Ah, mon cher mary, tu m'as tuée.
Jacques Daniau fils, âgé de 49 ans et habitant du fief de Nicolet, a été accusé d'avoir tué sa femme d'un coup de fusil. Je n'ai pas retrouvé la date de l'incident, mais la victime Thérèse Dupuis a été inhumée le 14 octobre 1731 à Trois-Rivières. Elle avait environ 30 ans selon le célébrant. Notez la différence d'âge avec le mari. Le couple avait quatre enfants : Josephte (7 ans), François (6 ans), Ignace (4 ans) et Madeleine (22 mois).
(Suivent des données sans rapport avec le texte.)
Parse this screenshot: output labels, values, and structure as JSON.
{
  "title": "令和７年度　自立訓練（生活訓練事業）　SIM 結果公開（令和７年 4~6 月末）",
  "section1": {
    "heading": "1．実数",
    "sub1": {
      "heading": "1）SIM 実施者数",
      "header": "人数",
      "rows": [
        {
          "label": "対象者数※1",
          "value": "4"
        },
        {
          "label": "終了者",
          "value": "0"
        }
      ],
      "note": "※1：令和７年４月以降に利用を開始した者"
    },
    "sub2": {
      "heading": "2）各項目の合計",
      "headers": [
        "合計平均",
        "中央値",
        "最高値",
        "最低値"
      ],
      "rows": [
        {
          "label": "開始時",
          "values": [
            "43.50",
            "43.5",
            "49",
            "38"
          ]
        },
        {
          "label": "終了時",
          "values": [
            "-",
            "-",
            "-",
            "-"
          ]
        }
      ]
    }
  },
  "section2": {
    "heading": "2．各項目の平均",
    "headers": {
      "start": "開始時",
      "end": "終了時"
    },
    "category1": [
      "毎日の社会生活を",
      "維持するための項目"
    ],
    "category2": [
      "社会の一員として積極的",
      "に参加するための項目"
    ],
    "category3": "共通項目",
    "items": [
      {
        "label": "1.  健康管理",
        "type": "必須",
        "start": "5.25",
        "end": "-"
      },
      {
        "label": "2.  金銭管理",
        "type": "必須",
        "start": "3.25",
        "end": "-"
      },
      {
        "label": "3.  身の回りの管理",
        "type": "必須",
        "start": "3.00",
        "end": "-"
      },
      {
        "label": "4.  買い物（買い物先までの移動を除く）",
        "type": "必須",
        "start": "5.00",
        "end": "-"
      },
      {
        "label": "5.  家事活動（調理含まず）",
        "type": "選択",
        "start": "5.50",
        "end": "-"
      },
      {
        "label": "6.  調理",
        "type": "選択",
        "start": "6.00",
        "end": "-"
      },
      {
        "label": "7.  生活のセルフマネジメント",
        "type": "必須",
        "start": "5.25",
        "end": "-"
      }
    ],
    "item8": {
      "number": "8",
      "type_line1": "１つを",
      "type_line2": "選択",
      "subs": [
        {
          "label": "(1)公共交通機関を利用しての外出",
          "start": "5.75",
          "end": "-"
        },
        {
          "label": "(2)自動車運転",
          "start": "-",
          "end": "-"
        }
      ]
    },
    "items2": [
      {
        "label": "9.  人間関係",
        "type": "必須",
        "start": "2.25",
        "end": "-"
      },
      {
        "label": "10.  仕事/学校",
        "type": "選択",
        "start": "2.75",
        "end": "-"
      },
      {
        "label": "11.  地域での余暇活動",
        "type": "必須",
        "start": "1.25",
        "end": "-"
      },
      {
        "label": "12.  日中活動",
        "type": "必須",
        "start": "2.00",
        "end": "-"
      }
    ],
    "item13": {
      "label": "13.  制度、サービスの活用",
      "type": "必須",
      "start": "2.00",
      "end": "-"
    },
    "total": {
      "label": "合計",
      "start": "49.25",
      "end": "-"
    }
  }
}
Le procès a eu lieu le 19 janvier 1732 à Trois-Rivières, au terme duquel Daniau a été relâché de prison pour avoir commis un meurtre involontaire et «arrivé par malheur qu'il n'a pas pu prévoir». Le procureur général n'a pas cru à l'accident et a interjeté appel du jugement devant le Conseil supérieur de Québec, mais le Conseil a confirmé le jugement de la première instance. Daniau a ensuite été assigné à domicile chez lui à Nicolet en attente d'une décision relativement à sa demande de rémission (pardon).
On trouve une abondante documentation sur cette affaire dans la banque PISTARD des BANQ et sur le site Instrument de recherche en ligne (IREL) des Archives nationales de France. Voici un extraits de la demande de rémission datée du 19 janvier 1733 qui explique bien les circonstances du décès de Thérèse Dupuis. C'est du vieux français, mais la lecture en est facile :
Que Daniau partit un jour de chez luy avec sa femme, luy pour aller chercher des bestiaux qui luy manquaient depuis deux jours, et sa femme pour aller chercher du côté de la Baye St. Antoine des couteaux de braye pour brayer du lin. Que passant près d'un marais, sa femme luy dit de voir s'il n'y trouveroit point de gibier, et qu'il y entra à cet effet. Que n'y en ayant point trouvé, il voulut rejoindre sa femme qui avait continué son chemin ; mais qu'étant arrivé à deux pas ou environ près d'elle, son fusil qu'il tenait sous le bras, le bout devant et la crosse derrière, partit quoy qu'il fut en repos, et porta son coup sur la femme qui tomba en criant, ah mon cher mary tu m'as tuée. Que Daniau estant accouru, il fit des efforts pour l'emporter ; mais que n'ayant pu, il alla chercher du secours, et que les voisins l'aidèrent à la transporter dans sa maison, et de là à Québec pour la faire soigner. Que pendant ce temps qu'elle a vécu, elle a toujours cherché à calmer le chagrin du mary, en disant qu'il était la cause innocente de son malheur, que c'était elle qui l'avait engagé à marcher avec elle, et même à amorcer son fusil pour entrer dans le marais. Que le mary et la femme avaient toujours bien vécu ensemble et qu'ils étoient, l'un et l'autre, d'une humeur douce. Et qu'enfin, il a été vérifié que le fusil partoit de luy même, quoy qu'à son repos.
Jacques Daniau s'est remarié 26 mai 1732 avec Marie-Anne Desrosiers âgée de 24 ans. De nos jours, un remariage aussi rapide avec une femme plus jeune que la défunte paraîtrait pour le moins suspect. Mais c'était la coutume à l'époque chez les veufs avec enfants de trouver rapidement une femme pour s'occuper des petits. Jacques Daniau et Marie-Anne Desrosiers ont eu deux filles : Josephte en 1733 et Catherine en 1734.
Plusieurs voisins, habitants du fief de Nicolet, ont témoigné
lors du procès Daniau. Mentionnons Jean-Baptiste Laspron-Desfossés, fils
aîné de l'ancêtre Claude Laspron-Lacharité.